Sunday, August 12, 2007

Food note: seafood

One of the first things I had on arriving in Recife was argulha, needlefish. This is a small fish with a swordfish-like appendage on its nose (which you can see in the photo). The fish is gutted, flash-fried, and served whole as an appetizer with lime juice and salt. You eat these like corn on the cob, but some people eat almost all of the skeleton and others are more dainty about crunching all the little bones.

I've learned the word for scallops, vieira, because I'm allergic to them, but they don't seem to be served here very often, even in the frequent mixed seafood stews. Perhaps they are a colder-water creature.

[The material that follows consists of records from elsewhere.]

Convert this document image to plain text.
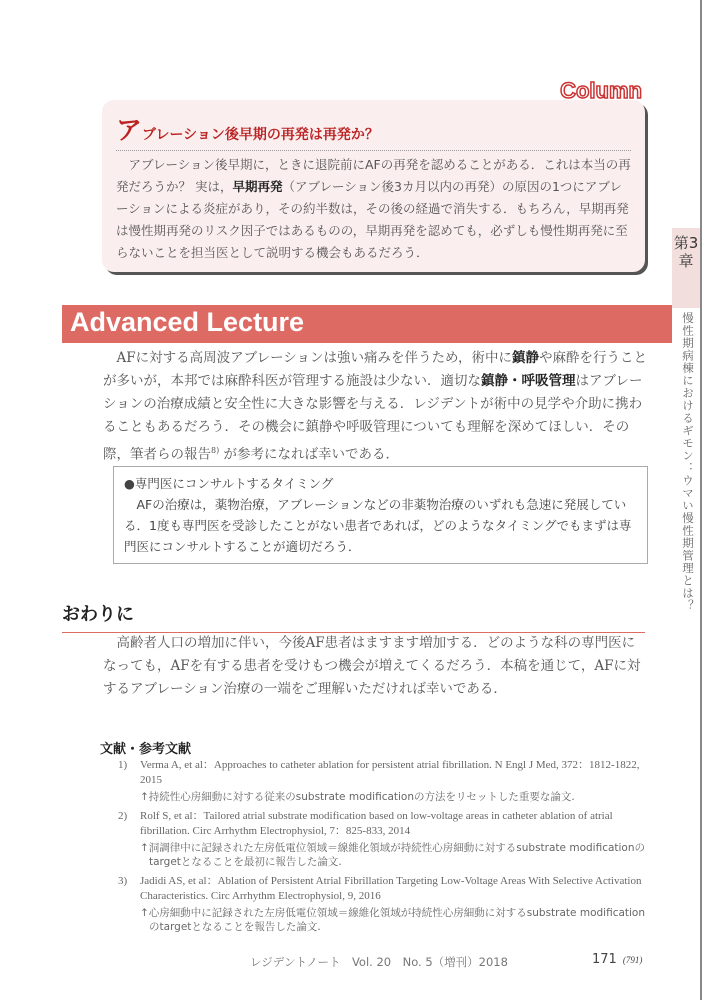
Column
アブレーション後早期の再発は再発か？

アブレーション後早期に，ときに退院前にAFの再発を認めることがある．これは本当の再発だろうか？ 実は，早期再発（アブレーション後3カ月以内の再発）の原因の1つにアブレーションによる炎症があり，その約半数は，その後の経過で消失する．もちろん，早期再発は慢性期再発のリスク因子ではあるものの，早期再発を認めても，必ずしも慢性期再発に至らないことを担当医として説明する機会もあるだろう．

第3章
慢性期病棟におけるギモン：ウマい慢性期管理とは？
Advanced Lecture

AFに対する高周波アブレーションは強い痛みを伴うため，術中に鎮静や麻酔を行うことが多いが，本邦では麻酔科医が管理する施設は少ない．適切な鎮静・呼吸管理はアブレーションの治療成績と安全性に大きな影響を与える．レジデントが術中の見学や介助に携わることもあるだろう．その機会に鎮静や呼吸管理についても理解を深めてほしい．その際，筆者らの報告$^{8)}$ が参考になれば幸いである．

●専門医にコンサルトするタイミング

AFの治療は，薬物治療，アブレーションなどの非薬物治療のいずれも急速に発展している．1度も専門医を受診したことがない患者であれば，どのようなタイミングでもまずは専門医にコンサルトすることが適切だろう．

おわりに

高齢者人口の増加に伴い，今後AF患者はますます増加する．どのような科の専門医になっても，AFを有する患者を受けもつ機会が増えてくるだろう．本稿を通じて，AFに対するアブレーション治療の一端をご理解いただければ幸いである．

文献・参考文献
1)	Verma A, et al：Approaches to catheter ablation for persistent atrial fibrillation. N Engl J Med, 372：1812-1822, 2015
↑持続性心房細動に対する従来のsubstrate modificationの方法をリセットした重要な論文.
2)	Rolf S, et al：Tailored atrial substrate modification based on low-voltage areas in catheter ablation of atrial fibrillation. Circ Arrhythm Electrophysiol, 7：825-833, 2014
↑洞調律中に記録された左房低電位領域＝線維化領域が持続性心房細動に対するsubstrate modificationのtargetとなることを最初に報告した論文.
3)	Jadidi AS, et al：Ablation of Persistent Atrial Fibrillation Targeting Low-Voltage Areas With Selective Activation Characteristics. Circ Arrhythm Electrophysiol, 9, 2016
↑心房細動中に記録された左房低電位領域＝線維化領域が持続性心房細動に対するsubstrate modificationのtargetとなることを報告した論文.
レジデントノート　Vol. 20　No. 5（増刊）2018	171 (791)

One fish you do see quite often, both in salads and in hot dishes, is bacalhau, salt cod. Cod is a cold-water fish, from the North Atlantic. The Portuguese fishing fleet caught cod in the North Atlantic, salting it down for the trip home, and the Portuguese colonizers brought their taste for it to Brazil. There's a certain lack of economic logic to the popularity of bacalhau in Brazil; as Peter Robb points out (in A Death in Brazil, see earlier post), the farther it gets from its source, the more expensive it becomes, and why, if you're living in the tropical South Atlantic, do you need preserved fish? Moreover, cod is no longer a cheap, plentiful fish, even in the North Atlantic. Robb's explanation is that eating bacalhau is an indicator of class affiliation (or aspiration): poor people eat fresh fish, rich folks eat imported bacalhau, which also marks you as Portuguese rather than índio or black.